A construção deste romance obedeceu a um esquema mais ou menos comum na minha obra: abertura dramática seguida de cenas fortes e irônicas, de forma a provocar estranhamento no leitor, carregado de emoção estética e lirismo de maneira alternada. É possível, assim, fazer os personagens se desenvolverem sem cair no erro da explicação, fazendo com que estas cenas se expliquem a si mesmas ou que expliquem os personagens. Seguindo-se este esquema, podemos observar que as cenas iluminam umas às outras, assim como os personagens iluminam-se e iluminam uns aos outros, até que tudo resulte numa completa compreensão do que se está a dizer.
Não se trata da velha questão e personagens em busca de um ator, conforme Pirandello, mas de personagens que comportam um autor desde que nasceram e vão nascendo, de acordo com a obra.

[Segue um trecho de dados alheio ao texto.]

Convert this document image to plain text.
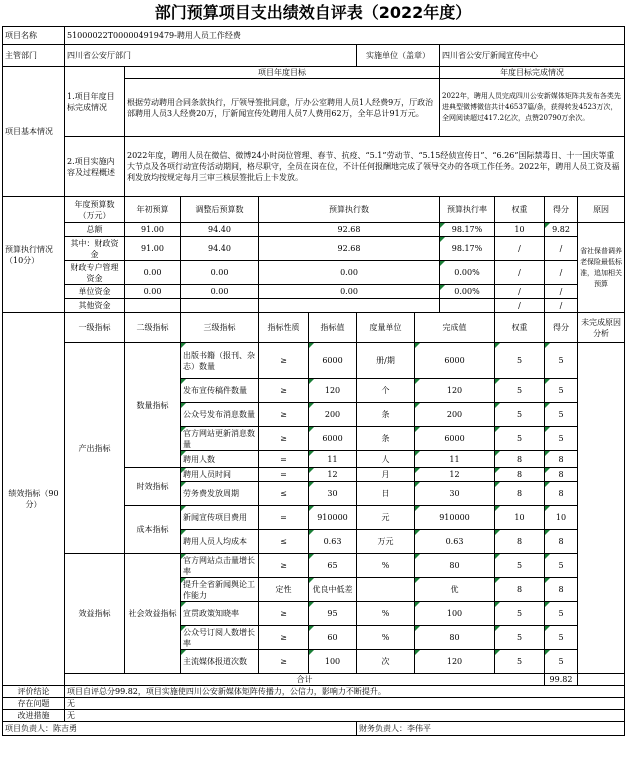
部门预算项目支出绩效自评表（2022年度）
项目名称	51000022T000004919479-聘用人员工作经费										
主管部门	四川省公安厅部门					实施单位（盖章）		四川省公安厅新闻宣传中心			
项目基本情况	1.项目年度目标完成情况	项目年度目标						年度目标完成情况			
		根据劳动聘用合同条款执行，厅领导签批同意，厅办公室聘用人员1人经费9万，厅政治部聘用人员3人经费20万，厅新闻宣传处聘用人员7人费用62万，全年总计91万元。						2022年，聘用人员完成四川公安新媒体矩阵共发布各类先进典型微博微信共计46537篇/条，获得转发4523万次，全网阅读超过417.2亿次，点赞20790万余次。			
	2.项目实施内容及过程概述	2022年度，聘用人员在微信、微博24小时岗位管理、春节、抗疫、“5.1”劳动节、“5.15经侦宣传日”、“6.26”国际禁毒日、十一国庆等重大节点及各项行动宣传活动期间，格尽职守，全员在岗在位，不计任何报酬地完成了领导交办的各项工作任务。2022年，聘用人员工资及福利发放均按规定每月三审三核层签批后上卡发放。									

预算执行情况（10分）	年度预算数（万元）	年初预算	调整后预算数	预算执行数				预算执行率	权重	得分	原因
	总额	91.00	94.40	92.68				98.17%	10	9.82	省社保普调养老保险最低标准，追加相关预算
	其中：财政资金	91.00	94.40	92.68				98.17%	/	/	
	财政专户管理资金	0.00	0.00	0.00				0.00%	/	/	
	单位资金	0.00	0.00	0.00				0.00%	/	/	
	其他资金								/	/	
绩效指标（90分）	一级指标	二级指标	三级指标	指标性质	指标值	度量单位	完成值		权重	得分	未完成原因分析
	产出指标	数量指标	出版书籍（报刊、杂志）数量	≥	6000	册/期	6000		5	5	
			发布宣传稿件数量	≥	120	个	120		5	5	
			公众号发布消息数量	≥	200	条	200		5	5	
			官方网站更新消息数量	≥	6000	条	6000		5	5	
			聘用人数	=	11	人	11		8	8	
		时效指标	聘用人员时间	=	12	月	12		8	8	
			劳务费发放周期	≤	30	日	30		8	8	
		成本指标	新闻宣传项目费用	=	910000	元	910000		10	10	
			聘用人员人均成本	≤	0.63	万元	0.63		8	8	
	效益指标	社会效益指标	官方网站点击量增长率	≥	65	%	80		5	5	
			提升全省新闻舆论工作能力	定性	优良中低差		优		8	8	
			宣贯政策知晓率	≥	95	%	100		5	5	
			公众号订阅人数增长率	≥	60	%	80		5	5	
			主流媒体报道次数	≥	100	次	120		5	5	
	合计									99.82	
评价结论	项目自评总分99.82，项目实施使四川公安新媒体矩阵传播力，公信力，影响力不断提升。										
存在问题	无										
改进措施	无										
项目负责人：陈吉勇						财务负责人：李伟平					
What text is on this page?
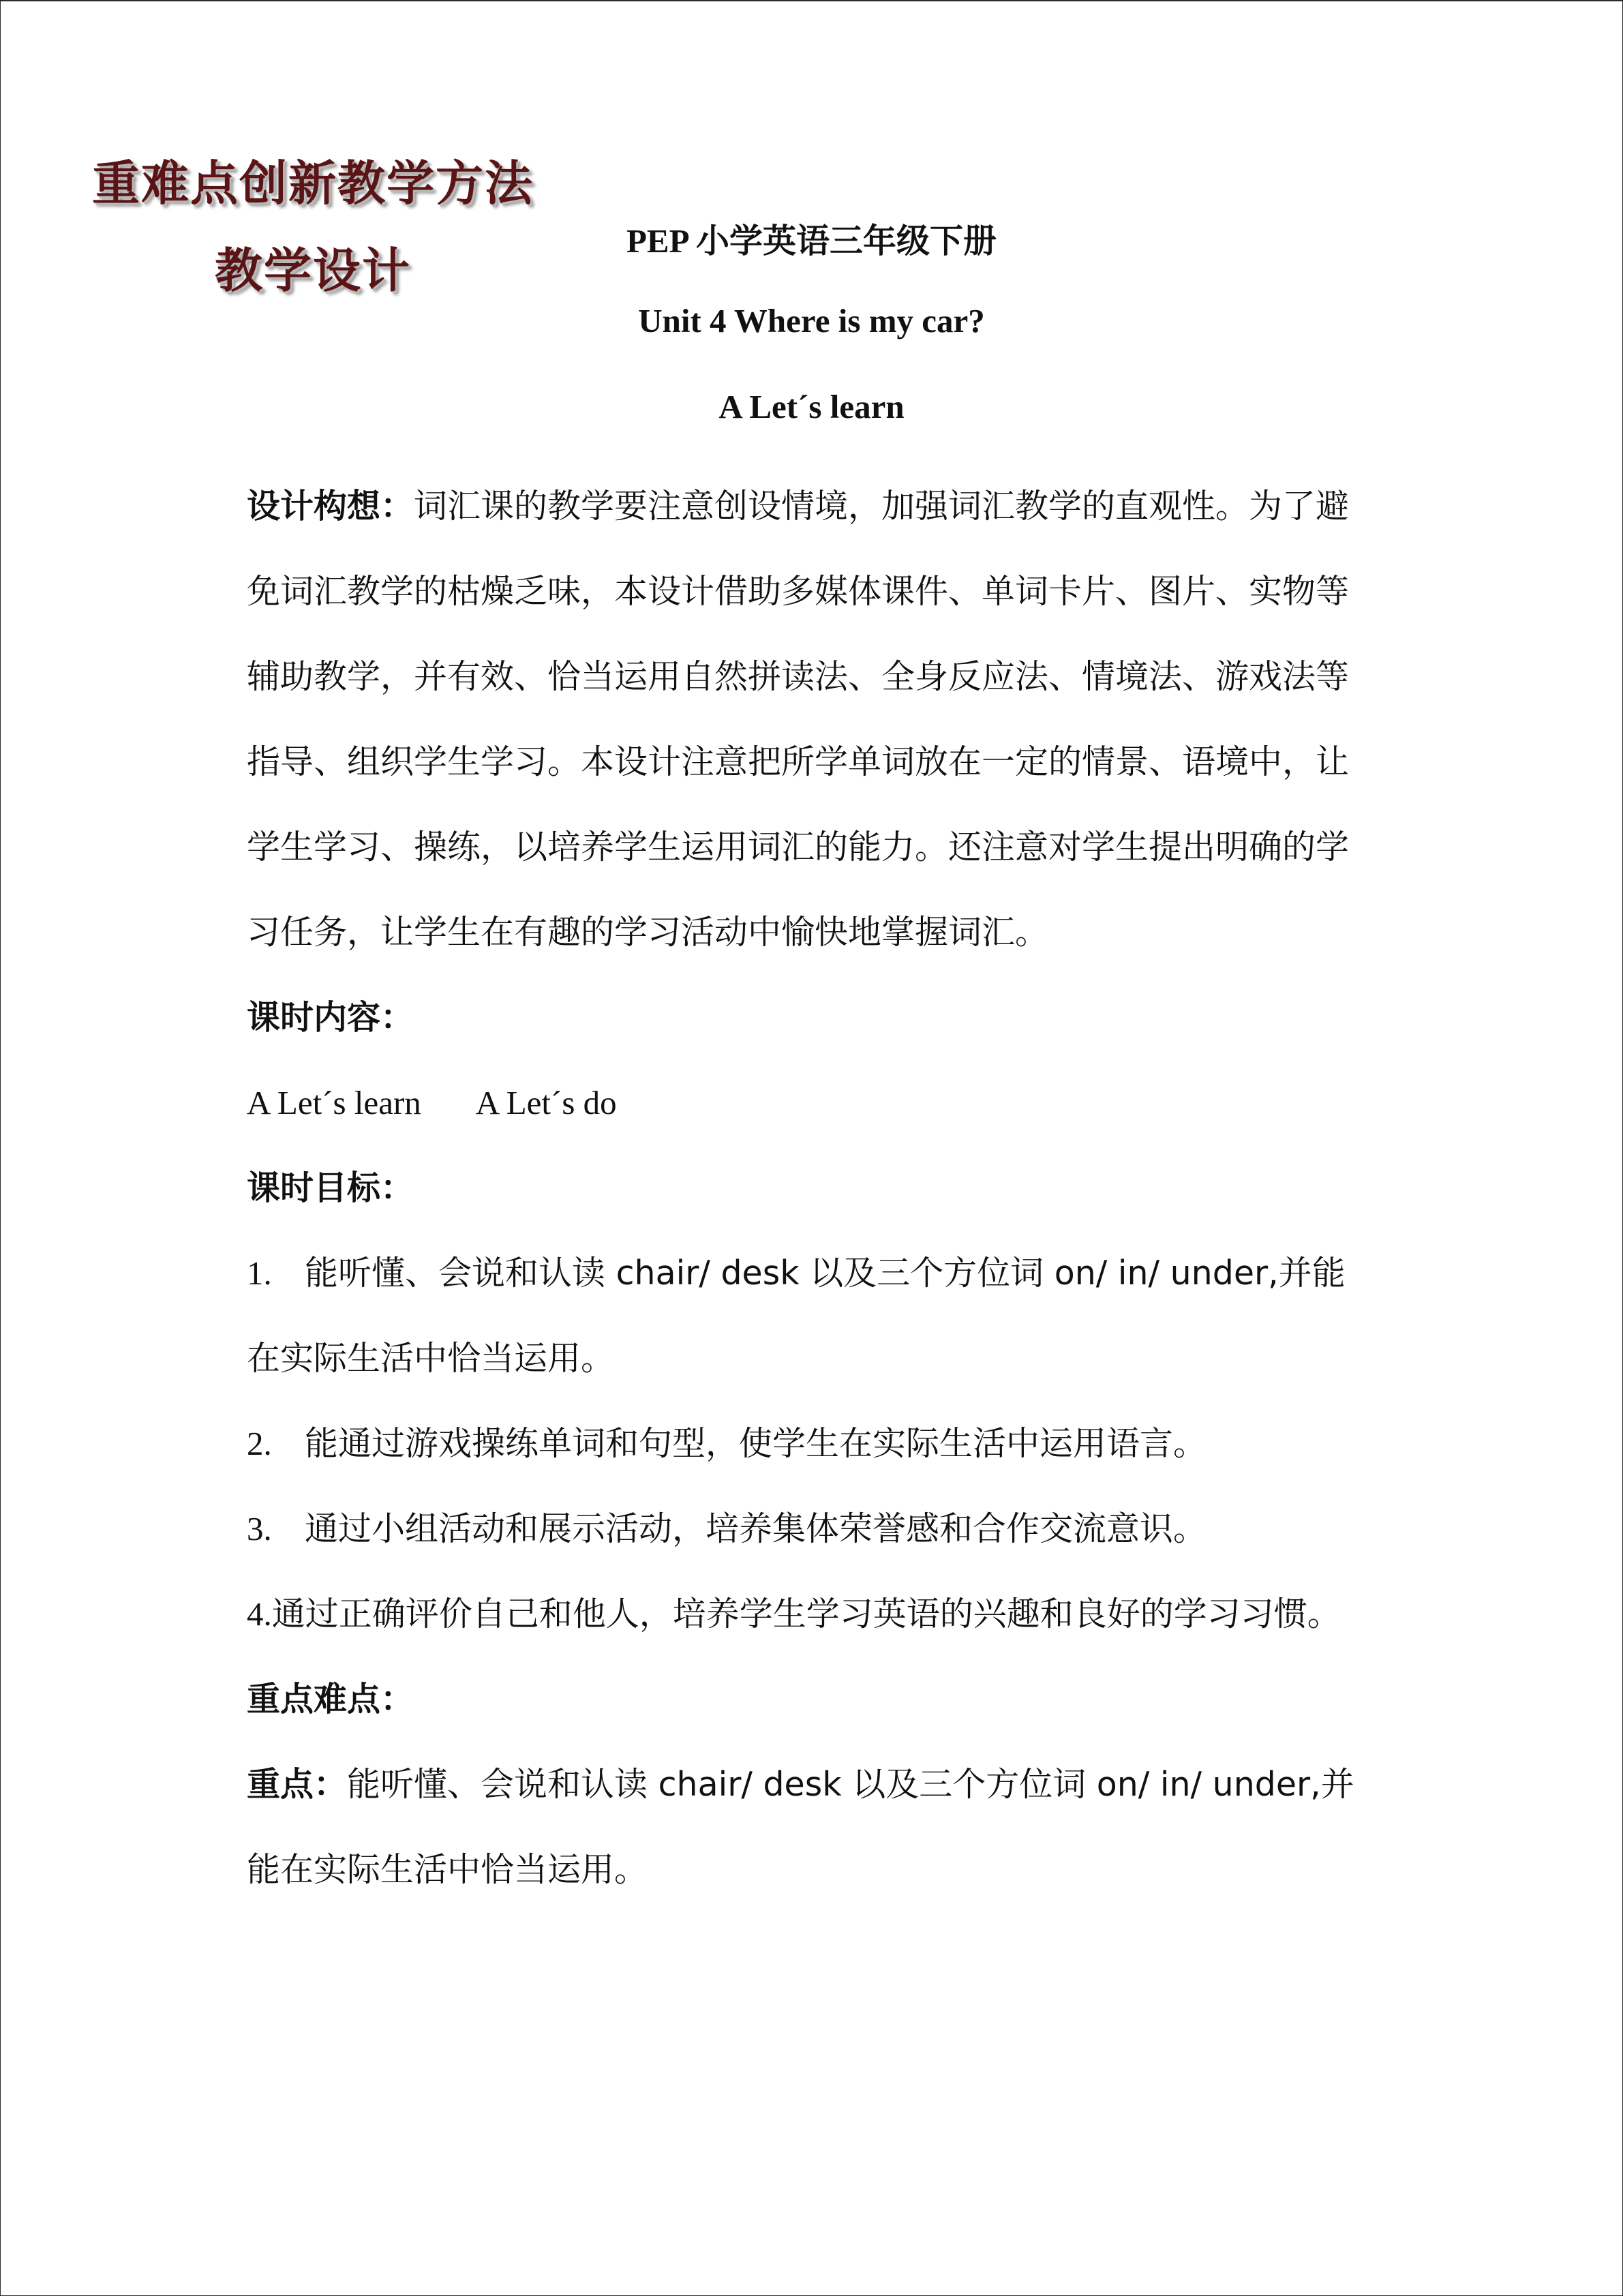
重难点创新教学方法
教学设计
PEP 小学英语三年级下册
Unit 4 Where is my car?
A Let´s learn

设计构想：词汇课的教学要注意创设情境，加强词汇教学的直观性。为了避免词汇教学的枯燥乏味，本设计借助多媒体课件、单词卡片、图片、实物等辅助教学，并有效、恰当运用自然拼读法、全身反应法、情境法、游戏法等指导、组织学生学习。本设计注意把所学单词放在一定的情景、语境中，让学生学习、操练，以培养学生运用词汇的能力。还注意对学生提出明确的学习任务，让学生在有趣的学习活动中愉快地掌握词汇。

课时内容：

A Let´s learn A Let´s do

课时目标：

1. 能听懂、会说和认读 chair/ desk 以及三个方位词 on/ in/ under,并能在实际生活中恰当运用。

2. 能通过游戏操练单词和句型，使学生在实际生活中运用语言。

3. 通过小组活动和展示活动，培养集体荣誉感和合作交流意识。

4.通过正确评价自己和他人，培养学生学习英语的兴趣和良好的学习习惯。

重点难点：

重点：能听懂、会说和认读 chair/ desk 以及三个方位词 on/ in/ under,并能在实际生活中恰当运用。
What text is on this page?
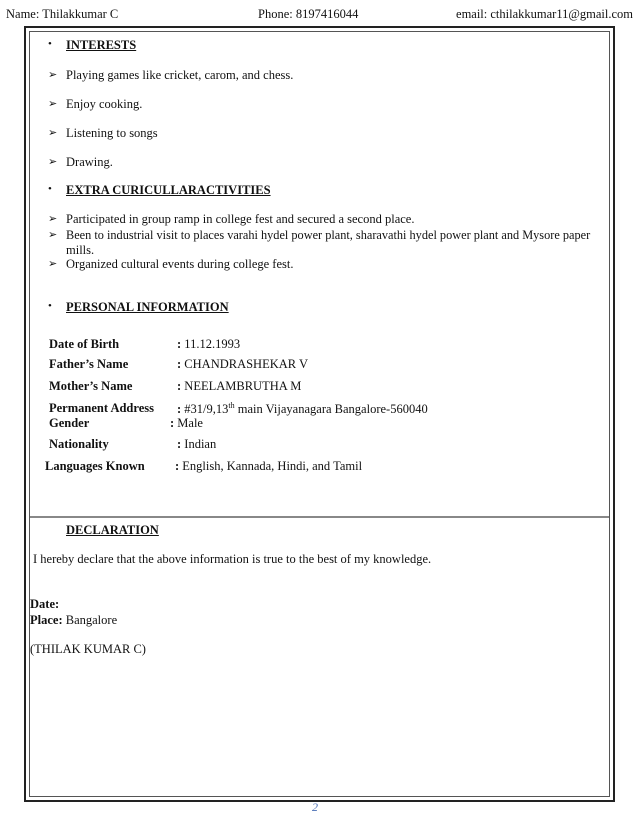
Name: Thilakkumar C	Phone: 8197416044	email: cthilakkumar11@gmail.com
• INTERESTS
➢ Playing games like cricket, carom, and chess.
➢ Enjoy cooking.
➢ Listening to songs
➢ Drawing.
• EXTRA CURICULLARACTIVITIES
➢ Participated in group ramp in college fest and secured a second place.
➢ Been to industrial visit to places varahi hydel power plant, sharavathi hydel power plant and Mysore paper
mills.
➢ Organized cultural events during college fest.
• PERSONAL INFORMATION
Date of Birth	: 11.12.1993
Father’s Name	: CHANDRASHEKAR V
Mother’s Name	: NEELAMBRUTHA M
Permanent Address : #31/9,13th main Vijayanagara Bangalore-560040
Gender	: Male
Nationality	: Indian
Languages Known : English, Kannada, Hindi, and Tamil
DECLARATION
I hereby declare that the above information is true to the best of my knowledge.
Date:
Place: Bangalore
(THILAK KUMAR C)
2
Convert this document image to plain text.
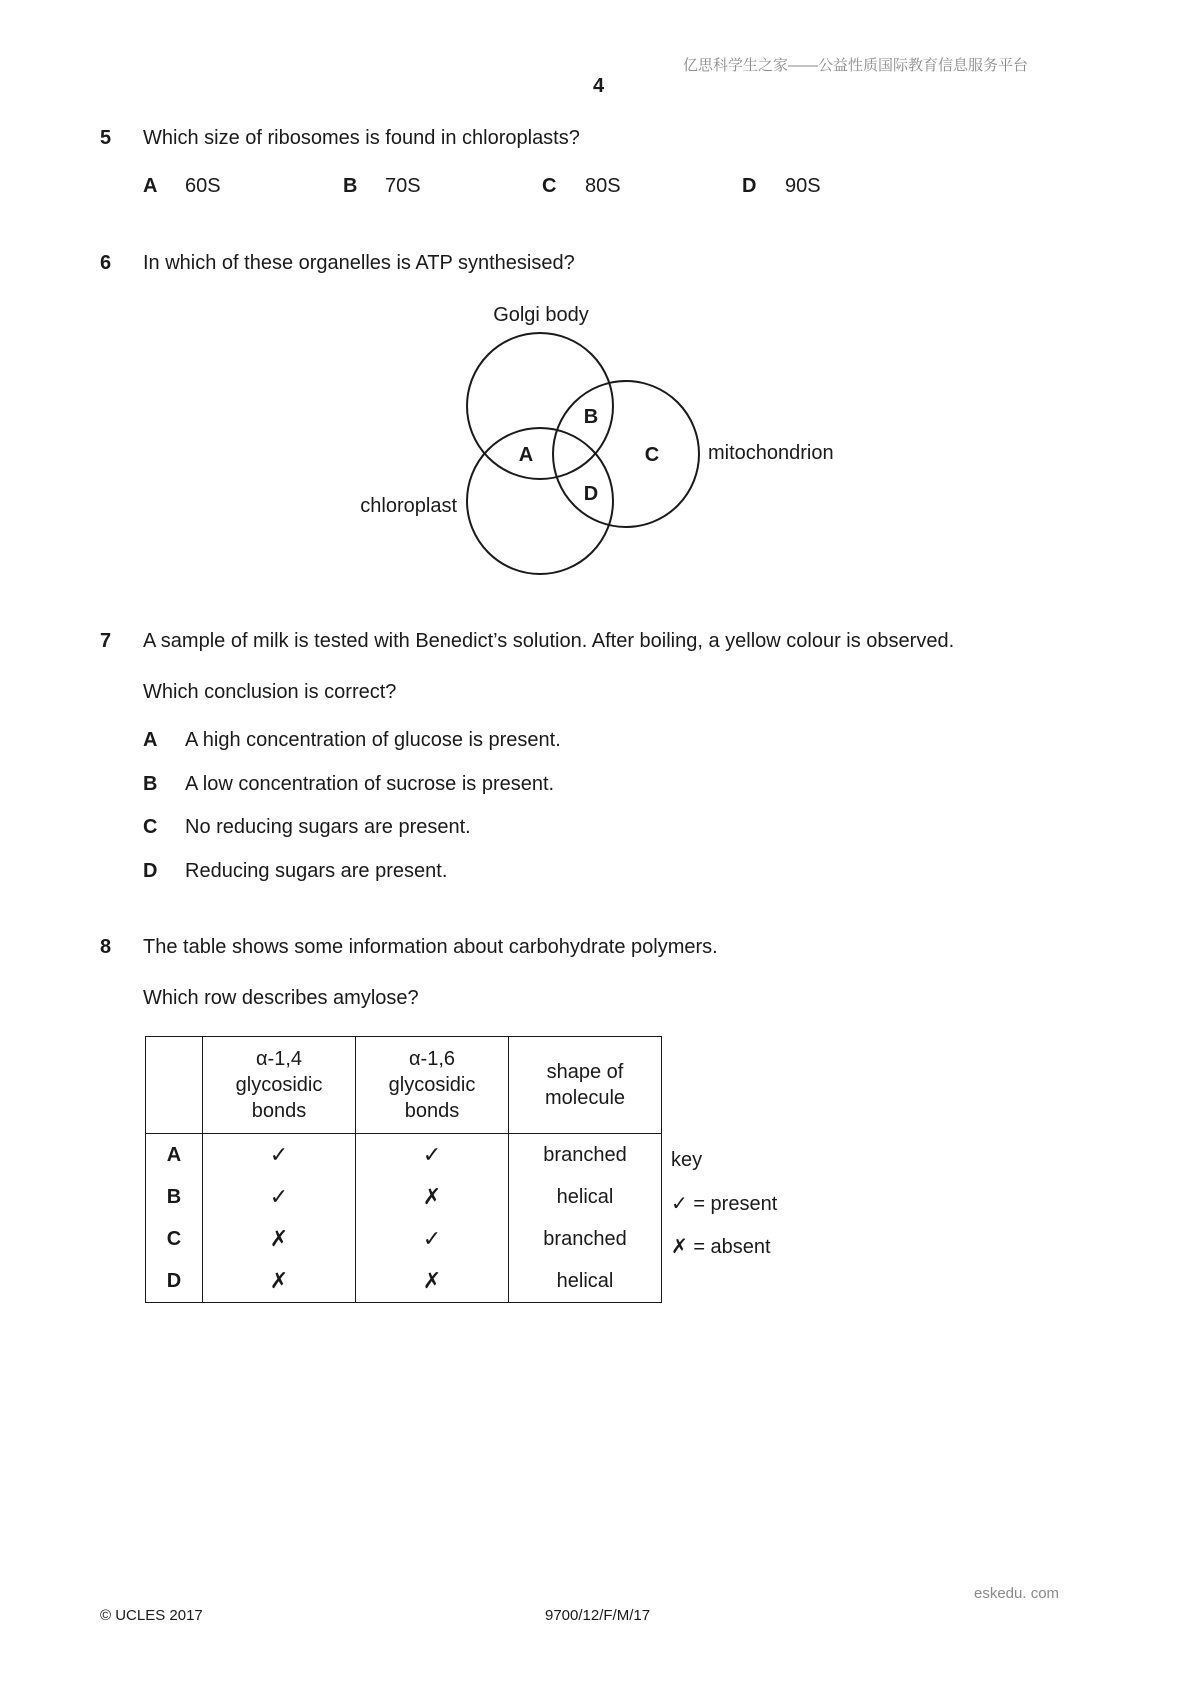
亿思科学生之家——公益性质国际教育信息服务平台
4
5 Which size of ribosomes is found in chloroplasts?
A 60S	B 70S	C 80S	D 90S
6 In which of these organelles is ATP synthesised?
Golgi body
mitochondrion
chloroplast
B
A	C
D
7 A sample of milk is tested with Benedict’s solution. After boiling, a yellow colour is observed.
Which conclusion is correct?
A A high concentration of glucose is present.
B A low concentration of sucrose is present.
C No reducing sugars are present.
D Reducing sugars are present.
8 The table shows some information about carbohydrate polymers.
Which row describes amylose?
	α-1,4
glycosidic
bonds	α-1,6
glycosidic
bonds	shape of
molecule
A	✓	✓	branched
B	✓	✗	helical
C	✗	✓	branched
D	✗	✗	helical
key
✓ = present
✗ = absent
eskedu. com
© UCLES 2017	9700/12/F/M/17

Não é verdade, porém, que o personagem é o autor. O personagem vai se formando a partir da experiência do ator, mas conforme as necessidades cênicas. Costuma-se dizer o contrário. Mas a experiência do autor é sensorial, não advinda da experiência de vida. A vida contribui para a criação da obra através do sentimento e não a partir da realidade.
É assim, por exemplo, que entendo a experiência de Stavroguin na obra de Dostoiévski. Em Os possessos é, possivelmente, o personagem mais inquietante e mais cruel da obra do grande escritor russo. O que não significa que Dostoiévski era assim. Não se pode jamais condenar um autor pelas ações dos seus personagens, nem pela história que desenvolve.